Case Law, Hashing Algorithms, and Child Pornography Cases
“Hashing is a powerful and pervasive technique used in nearly every examination of seized digital media. The concept behind hashing is quite elegant: take a large amount of data, such as a file or all the bits on a hard drive, and use a complex mathematical algorithm to generate a relatively compact numerical identifier (the hash value) unique to that data. Examiners use hash values throughout the forensics process, from acquiring the data, through analysis, and even into legal proceedings. Hash algorithms are used to confirm that when a copy of data is made, the original is unaltered and the copy is identical, bit-for-bit. That is, hashing is employed to confirm that data analysis does not alter the evidence itself. Examiners also use hash values to weed out files that are of no interest in the investigation, such as operating system files, and to identify files of particular interest.” Richard P. Salgado, “Fourth Amendment Search and the Power of the Hash,” 119 Harvard Law Review Forum 38 (2006)
The software or employees and volunteers identify potential CSAM visually or by checking the hash values of uploaded or shared CSAM against a database of known child porn. A “hash value” is an alphanumeric string that serves to identify an individual digital file as a kind of “digital fingerprint.” Although it may be possible for two digital files to have hash values that “collide,” or overlap, it is unlikely that the values of two dissimilar images will do so. United States v. Cartier, 543 F.3d 442, 446 (8th Cir.2008).

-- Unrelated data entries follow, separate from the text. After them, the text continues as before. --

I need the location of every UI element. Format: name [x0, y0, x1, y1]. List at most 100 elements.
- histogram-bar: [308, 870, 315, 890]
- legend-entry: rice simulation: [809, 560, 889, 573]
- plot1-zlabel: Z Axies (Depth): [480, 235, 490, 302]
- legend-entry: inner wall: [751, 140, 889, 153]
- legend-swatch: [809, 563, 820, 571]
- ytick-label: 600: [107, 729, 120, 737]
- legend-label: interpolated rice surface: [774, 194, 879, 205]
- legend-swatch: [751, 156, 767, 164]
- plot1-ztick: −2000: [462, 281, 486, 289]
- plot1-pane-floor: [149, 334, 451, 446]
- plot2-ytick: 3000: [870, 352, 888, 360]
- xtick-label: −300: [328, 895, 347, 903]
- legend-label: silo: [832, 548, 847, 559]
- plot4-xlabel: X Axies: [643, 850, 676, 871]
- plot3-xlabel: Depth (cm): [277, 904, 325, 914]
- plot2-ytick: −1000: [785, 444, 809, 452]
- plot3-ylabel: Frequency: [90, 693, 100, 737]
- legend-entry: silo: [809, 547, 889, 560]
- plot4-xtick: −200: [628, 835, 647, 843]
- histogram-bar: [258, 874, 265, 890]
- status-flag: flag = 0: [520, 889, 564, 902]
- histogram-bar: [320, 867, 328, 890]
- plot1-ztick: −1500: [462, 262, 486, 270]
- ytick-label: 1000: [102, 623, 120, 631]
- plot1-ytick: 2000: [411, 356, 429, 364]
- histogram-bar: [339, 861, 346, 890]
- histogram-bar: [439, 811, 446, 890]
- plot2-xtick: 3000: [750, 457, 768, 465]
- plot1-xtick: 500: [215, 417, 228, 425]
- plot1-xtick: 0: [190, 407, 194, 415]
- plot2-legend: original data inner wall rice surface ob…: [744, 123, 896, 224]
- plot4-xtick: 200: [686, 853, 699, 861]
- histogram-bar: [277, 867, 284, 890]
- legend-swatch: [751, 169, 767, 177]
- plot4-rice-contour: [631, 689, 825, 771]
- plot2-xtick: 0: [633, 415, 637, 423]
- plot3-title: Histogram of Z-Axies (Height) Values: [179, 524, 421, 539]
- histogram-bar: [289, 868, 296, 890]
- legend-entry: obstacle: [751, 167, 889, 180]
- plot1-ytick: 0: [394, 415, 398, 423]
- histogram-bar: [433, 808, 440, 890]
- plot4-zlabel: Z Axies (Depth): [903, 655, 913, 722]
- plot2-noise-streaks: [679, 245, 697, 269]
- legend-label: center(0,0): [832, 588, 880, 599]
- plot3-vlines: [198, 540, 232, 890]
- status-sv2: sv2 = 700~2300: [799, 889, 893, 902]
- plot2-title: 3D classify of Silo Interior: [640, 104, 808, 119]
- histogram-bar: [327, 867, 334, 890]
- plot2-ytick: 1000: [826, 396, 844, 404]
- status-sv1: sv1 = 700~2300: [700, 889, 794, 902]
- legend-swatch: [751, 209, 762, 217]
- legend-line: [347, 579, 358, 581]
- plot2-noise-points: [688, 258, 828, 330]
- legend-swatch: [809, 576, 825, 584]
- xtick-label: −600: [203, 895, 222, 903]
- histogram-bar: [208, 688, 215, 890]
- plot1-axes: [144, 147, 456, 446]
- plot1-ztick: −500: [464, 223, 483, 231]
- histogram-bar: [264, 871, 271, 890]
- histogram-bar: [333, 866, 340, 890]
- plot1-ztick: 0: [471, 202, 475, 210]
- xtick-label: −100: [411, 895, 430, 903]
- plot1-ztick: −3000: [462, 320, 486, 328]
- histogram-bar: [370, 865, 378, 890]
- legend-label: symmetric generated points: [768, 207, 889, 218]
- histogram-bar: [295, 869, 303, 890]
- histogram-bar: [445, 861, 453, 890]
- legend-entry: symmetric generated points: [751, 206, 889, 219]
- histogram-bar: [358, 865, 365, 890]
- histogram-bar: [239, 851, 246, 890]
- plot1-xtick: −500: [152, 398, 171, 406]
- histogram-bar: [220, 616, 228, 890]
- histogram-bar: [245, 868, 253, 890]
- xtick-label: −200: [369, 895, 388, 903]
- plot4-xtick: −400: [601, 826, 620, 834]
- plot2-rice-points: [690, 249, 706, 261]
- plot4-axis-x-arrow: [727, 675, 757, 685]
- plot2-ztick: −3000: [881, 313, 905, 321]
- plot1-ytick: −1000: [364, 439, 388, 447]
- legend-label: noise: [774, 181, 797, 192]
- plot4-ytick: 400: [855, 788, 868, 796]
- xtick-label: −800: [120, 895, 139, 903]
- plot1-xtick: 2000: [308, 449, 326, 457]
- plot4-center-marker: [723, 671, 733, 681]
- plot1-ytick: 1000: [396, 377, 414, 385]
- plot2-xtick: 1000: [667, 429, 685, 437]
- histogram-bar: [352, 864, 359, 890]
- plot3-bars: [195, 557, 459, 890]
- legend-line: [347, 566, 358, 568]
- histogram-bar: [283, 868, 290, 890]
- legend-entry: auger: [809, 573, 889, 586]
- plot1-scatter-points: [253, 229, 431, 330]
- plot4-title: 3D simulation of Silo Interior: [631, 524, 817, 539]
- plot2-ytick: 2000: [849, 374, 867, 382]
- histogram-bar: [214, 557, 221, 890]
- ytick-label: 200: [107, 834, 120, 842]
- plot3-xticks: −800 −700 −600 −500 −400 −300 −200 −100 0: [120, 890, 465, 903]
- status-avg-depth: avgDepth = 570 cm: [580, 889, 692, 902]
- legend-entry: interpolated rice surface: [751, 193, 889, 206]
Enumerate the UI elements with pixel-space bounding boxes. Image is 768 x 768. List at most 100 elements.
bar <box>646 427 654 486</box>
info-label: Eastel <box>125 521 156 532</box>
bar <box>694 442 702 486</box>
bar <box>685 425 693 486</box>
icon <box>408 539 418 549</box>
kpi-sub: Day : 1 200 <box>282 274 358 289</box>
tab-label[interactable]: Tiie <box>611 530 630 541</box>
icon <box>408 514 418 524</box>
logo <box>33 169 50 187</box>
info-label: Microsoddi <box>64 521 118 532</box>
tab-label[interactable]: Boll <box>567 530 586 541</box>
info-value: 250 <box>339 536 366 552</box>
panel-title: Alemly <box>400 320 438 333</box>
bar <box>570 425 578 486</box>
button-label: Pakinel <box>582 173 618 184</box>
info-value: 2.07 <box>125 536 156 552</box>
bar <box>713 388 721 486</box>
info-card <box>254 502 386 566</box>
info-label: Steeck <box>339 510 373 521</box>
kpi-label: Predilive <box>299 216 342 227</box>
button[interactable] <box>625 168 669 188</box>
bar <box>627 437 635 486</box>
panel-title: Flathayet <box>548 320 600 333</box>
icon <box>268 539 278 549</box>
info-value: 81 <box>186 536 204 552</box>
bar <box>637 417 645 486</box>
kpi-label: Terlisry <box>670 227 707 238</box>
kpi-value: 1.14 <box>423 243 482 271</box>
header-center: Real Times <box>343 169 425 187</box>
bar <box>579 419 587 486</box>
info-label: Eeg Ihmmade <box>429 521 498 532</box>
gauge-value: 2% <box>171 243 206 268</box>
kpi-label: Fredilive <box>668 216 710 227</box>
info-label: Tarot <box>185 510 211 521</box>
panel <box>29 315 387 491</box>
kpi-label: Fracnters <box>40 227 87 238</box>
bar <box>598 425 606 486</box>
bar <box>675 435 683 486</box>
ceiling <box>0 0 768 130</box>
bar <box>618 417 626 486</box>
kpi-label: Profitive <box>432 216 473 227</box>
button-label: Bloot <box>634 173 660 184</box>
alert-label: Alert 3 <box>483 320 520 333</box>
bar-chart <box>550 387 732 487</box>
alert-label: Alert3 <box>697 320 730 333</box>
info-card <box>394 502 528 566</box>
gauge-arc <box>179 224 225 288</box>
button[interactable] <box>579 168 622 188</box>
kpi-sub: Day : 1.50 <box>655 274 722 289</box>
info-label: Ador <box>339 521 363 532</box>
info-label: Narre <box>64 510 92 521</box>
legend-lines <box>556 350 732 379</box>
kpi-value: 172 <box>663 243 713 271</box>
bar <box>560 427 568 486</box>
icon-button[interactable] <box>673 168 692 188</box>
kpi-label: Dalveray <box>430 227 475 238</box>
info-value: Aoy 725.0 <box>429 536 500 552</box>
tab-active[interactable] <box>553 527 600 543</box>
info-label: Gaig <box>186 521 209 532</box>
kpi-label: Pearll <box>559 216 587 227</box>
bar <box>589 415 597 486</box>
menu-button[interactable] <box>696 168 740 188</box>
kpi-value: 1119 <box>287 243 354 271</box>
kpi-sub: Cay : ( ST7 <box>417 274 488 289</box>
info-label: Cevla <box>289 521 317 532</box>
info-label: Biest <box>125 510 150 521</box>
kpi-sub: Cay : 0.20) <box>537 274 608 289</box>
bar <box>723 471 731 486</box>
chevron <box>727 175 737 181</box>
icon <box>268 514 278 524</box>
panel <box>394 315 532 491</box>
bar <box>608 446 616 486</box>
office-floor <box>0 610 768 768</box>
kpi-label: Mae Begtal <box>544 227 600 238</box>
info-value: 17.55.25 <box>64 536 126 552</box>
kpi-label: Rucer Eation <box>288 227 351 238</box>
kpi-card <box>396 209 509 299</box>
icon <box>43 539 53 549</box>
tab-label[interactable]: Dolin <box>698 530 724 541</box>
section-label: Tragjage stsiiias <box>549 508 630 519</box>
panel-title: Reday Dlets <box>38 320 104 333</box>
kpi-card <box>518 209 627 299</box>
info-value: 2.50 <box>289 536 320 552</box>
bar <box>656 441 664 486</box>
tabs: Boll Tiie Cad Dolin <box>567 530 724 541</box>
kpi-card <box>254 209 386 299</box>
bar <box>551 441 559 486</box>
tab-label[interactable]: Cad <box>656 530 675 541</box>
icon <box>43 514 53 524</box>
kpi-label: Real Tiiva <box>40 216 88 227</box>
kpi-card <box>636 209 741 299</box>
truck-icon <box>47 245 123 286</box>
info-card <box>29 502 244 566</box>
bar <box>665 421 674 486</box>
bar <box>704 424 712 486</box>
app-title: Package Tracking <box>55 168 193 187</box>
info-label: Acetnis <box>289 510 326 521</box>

Hash values are relatively short – usually 256 or less bit length. Common hashing algorithms include MD5 or SHA-1.
The North Carolina Court of Appeals has recognized the reliability of hashing, even using outdated hashing algorithms such as SHA-1 which was developed in the 1990s, broken in 2005, and deprecated by Microsoft in 2020. State v. Gerard, 790 S.E.2d 592 (N.C. Ct. App. 2016).